UCLan’s Astrocamp attracted children and parents to free astronomy sessions
Lancashire children and their parents have been learning together about astronomy thanks to a University of Central Lancashire (UCLan) outreach programme.
Astrocamp saw youngsters aged between seven and 11 and their families learn about stars, constellations, the sun and the moon through fun hands-on activities.
Dr Aimilia Smyrli, from UCLan’s Jeremiah Horrocks Institute for Mathematics, Physics and Astronomy, led the project alongside physics undergraduates, UCLan’s Communication and Engagement Team and the Ogden Trust.
She said: “Young ones have curious minds. Parents will no doubt have experienced questions such as ‘why is the sky blue?’ and ‘can you fall off the Earth?’ Questions like these need to be resolved in a practical way so these sessions allowed us the opportunity to inform all members of the family about planetary elements of intrigue in fun and interactive sessions.
“Projects like Astrocamp are so important because they inspire children to interact with science. They also offer the chance for people to interact with the University community and find out more about the work we do to bring science and astronomy to people of all ages and levels.”
Around 60 people attended each session during seven Sundays in Preston’s Harris Museum.
We were even told that some children spent Saturday nights studying the topic for the next Sunday because they loved it so much. It was really heartening to see people return each week with big smiles on their faces.
Dr Smyrli said: “Every week we got extremely positive feedback from the participants. There were always comments on the learning and knowledge that parents and children had gained as well as how much fun they had through creating things with their own hands.
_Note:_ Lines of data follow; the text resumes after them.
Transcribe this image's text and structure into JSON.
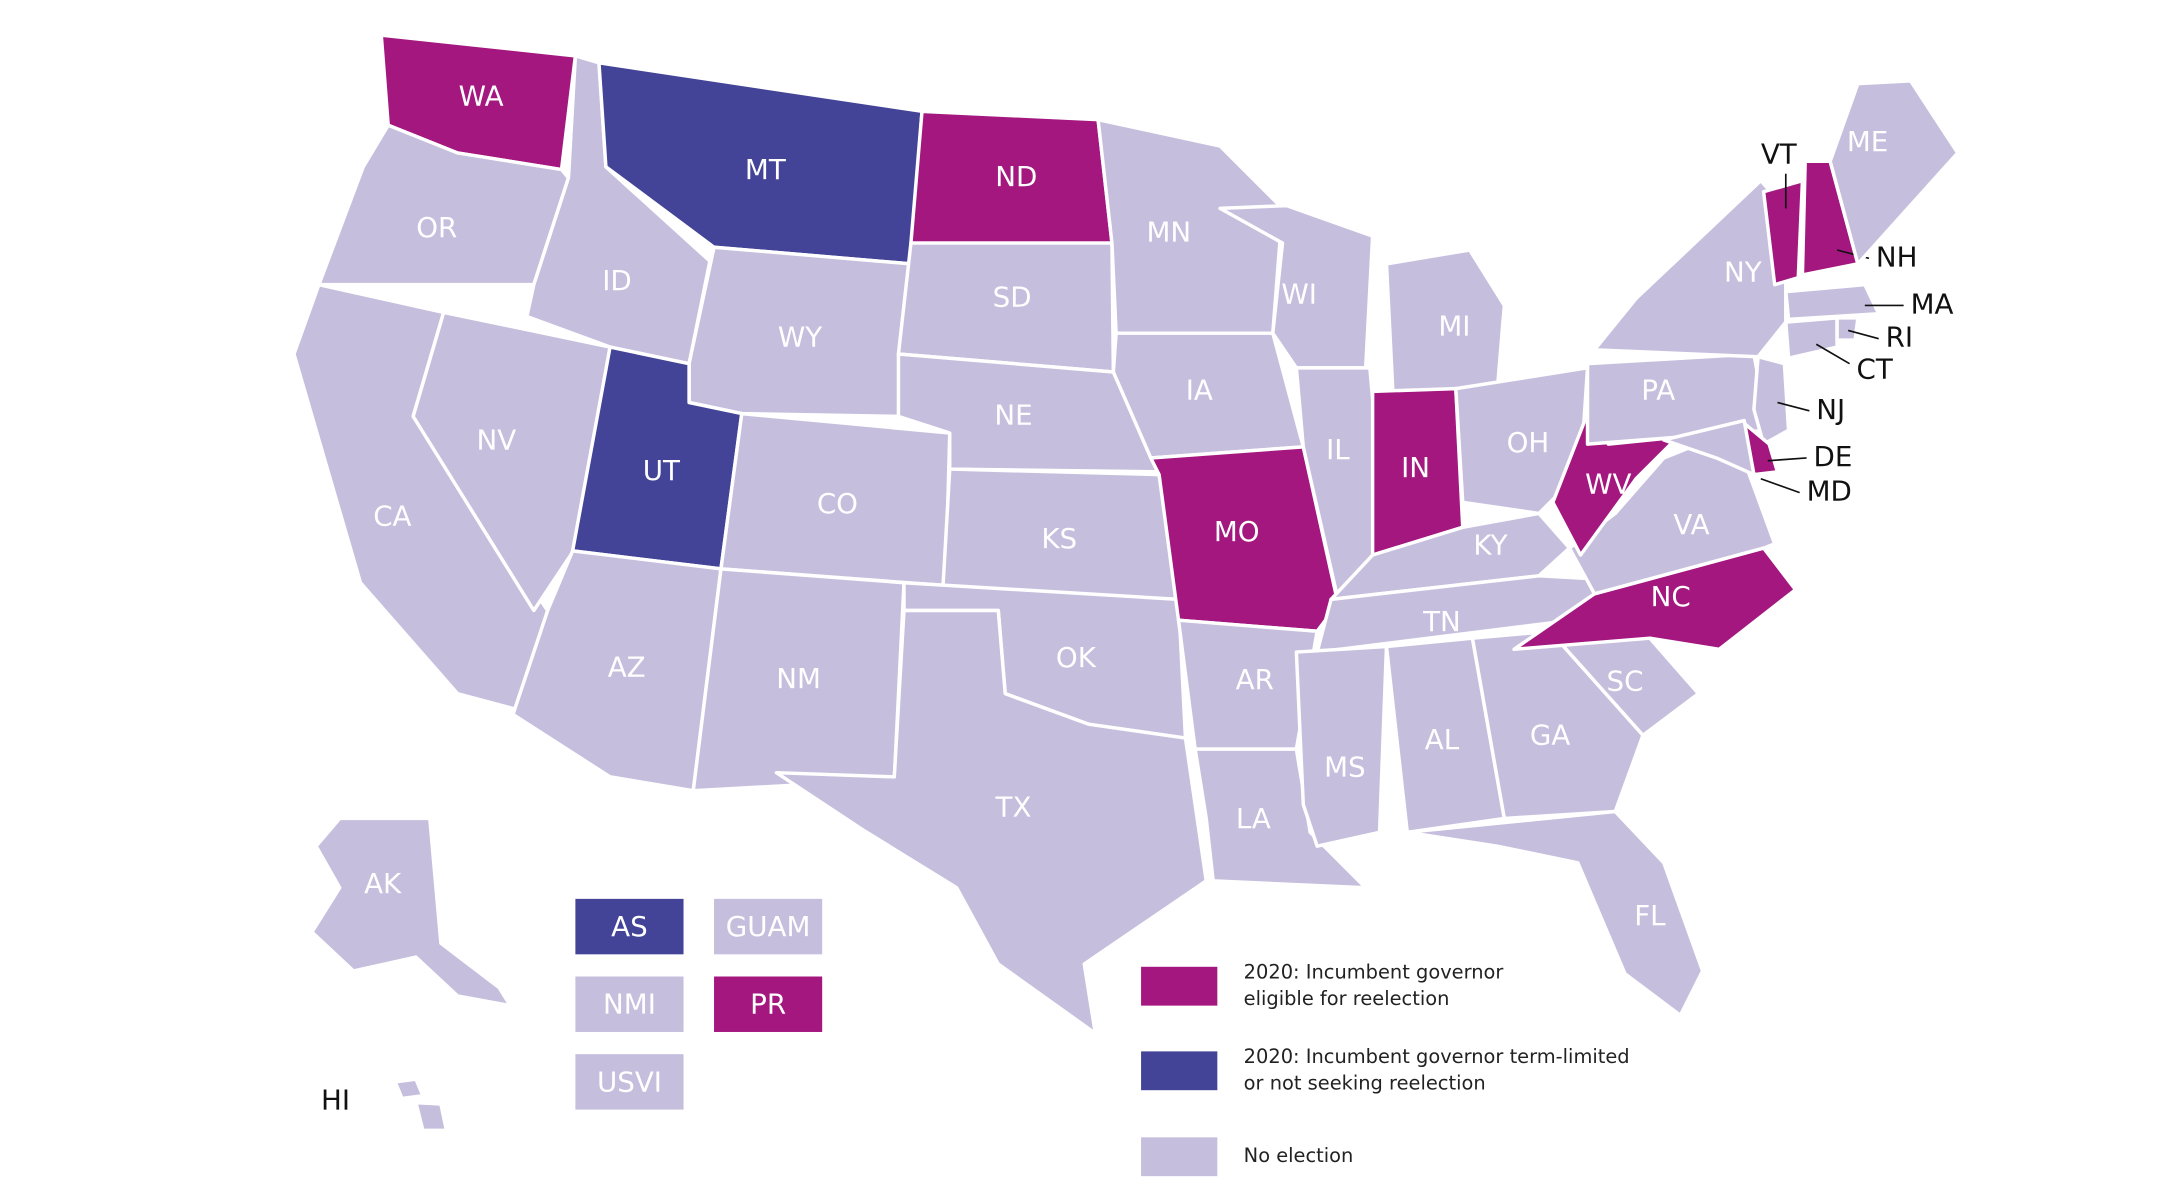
{
  "map": {
    "legend": [
      {
        "color": "#a3177f",
        "lines": [
          "2020: Incumbent governor",
          "eligible for reelection"
        ]
      },
      {
        "color": "#434497",
        "lines": [
          "2020: Incumbent governor term-limited",
          "or not seeking reelection"
        ]
      },
      {
        "color": "#c6bedd",
        "lines": [
          "No election"
        ]
      }
    ],
    "states": [
      {
        "label": "WA",
        "category": 0
      },
      {
        "label": "OR",
        "category": 2
      },
      {
        "label": "CA",
        "category": 2
      },
      {
        "label": "NV",
        "category": 2
      },
      {
        "label": "ID",
        "category": 2
      },
      {
        "label": "MT",
        "category": 1
      },
      {
        "label": "WY",
        "category": 2
      },
      {
        "label": "UT",
        "category": 1
      },
      {
        "label": "CO",
        "category": 2
      },
      {
        "label": "AZ",
        "category": 2
      },
      {
        "label": "NM",
        "category": 2
      },
      {
        "label": "ND",
        "category": 0
      },
      {
        "label": "SD",
        "category": 2
      },
      {
        "label": "NE",
        "category": 2
      },
      {
        "label": "KS",
        "category": 2
      },
      {
        "label": "OK",
        "category": 2
      },
      {
        "label": "TX",
        "category": 2
      },
      {
        "label": "MN",
        "category": 2
      },
      {
        "label": "IA",
        "category": 2
      },
      {
        "label": "MO",
        "category": 0
      },
      {
        "label": "AR",
        "category": 2
      },
      {
        "label": "LA",
        "category": 2
      },
      {
        "label": "WI",
        "category": 2
      },
      {
        "label": "IL",
        "category": 2
      },
      {
        "label": "MI",
        "category": 2
      },
      {
        "label": "IN",
        "category": 0
      },
      {
        "label": "OH",
        "category": 2
      },
      {
        "label": "KY",
        "category": 2
      },
      {
        "label": "TN",
        "category": 2
      },
      {
        "label": "MS",
        "category": 2
      },
      {
        "label": "AL",
        "category": 2
      },
      {
        "label": "GA",
        "category": 2
      },
      {
        "label": "FL",
        "category": 2
      },
      {
        "label": "SC",
        "category": 2
      },
      {
        "label": "NC",
        "category": 0
      },
      {
        "label": "VA",
        "category": 2
      },
      {
        "label": "WV",
        "category": 0
      },
      {
        "label": "PA",
        "category": 2
      },
      {
        "label": "NY",
        "category": 2
      },
      {
        "label": "VT",
        "category": 0
      },
      {
        "label": "NH",
        "category": 0
      },
      {
        "label": "ME",
        "category": 2
      },
      {
        "label": "MA",
        "category": 2
      },
      {
        "label": "CT",
        "category": 2
      },
      {
        "label": "RI",
        "category": 2
      },
      {
        "label": "NJ",
        "category": 2
      },
      {
        "label": "DE",
        "category": 0
      },
      {
        "label": "MD",
        "category": 2
      },
      {
        "label": "AK",
        "category": 2
      },
      {
        "label": "HI",
        "category": 2
      }
    ],
    "territories": [
      {
        "label": "AS",
        "category": 1
      },
      {
        "label": "GUAM",
        "category": 2
      },
      {
        "label": "NMI",
        "category": 2
      },
      {
        "label": "PR",
        "category": 0
      },
      {
        "label": "USVI",
        "category": 2
      }
    ]
  }
}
We were even told that some children spent Saturday nights studying the topic for the next Sunday because they loved it so much. It was really heartening to see people return each week with big smiles on their faces.”
On International Women’s Day, 8 March, the team celebrated by talking about inspirational women who have had an impact on the world with their scientific achievements. They included Marie Curie, Hedy Lamarr, Hypatia and Jocelyn Bell Burnell.
Due to the success of the programme, there are already plans to run another scheme.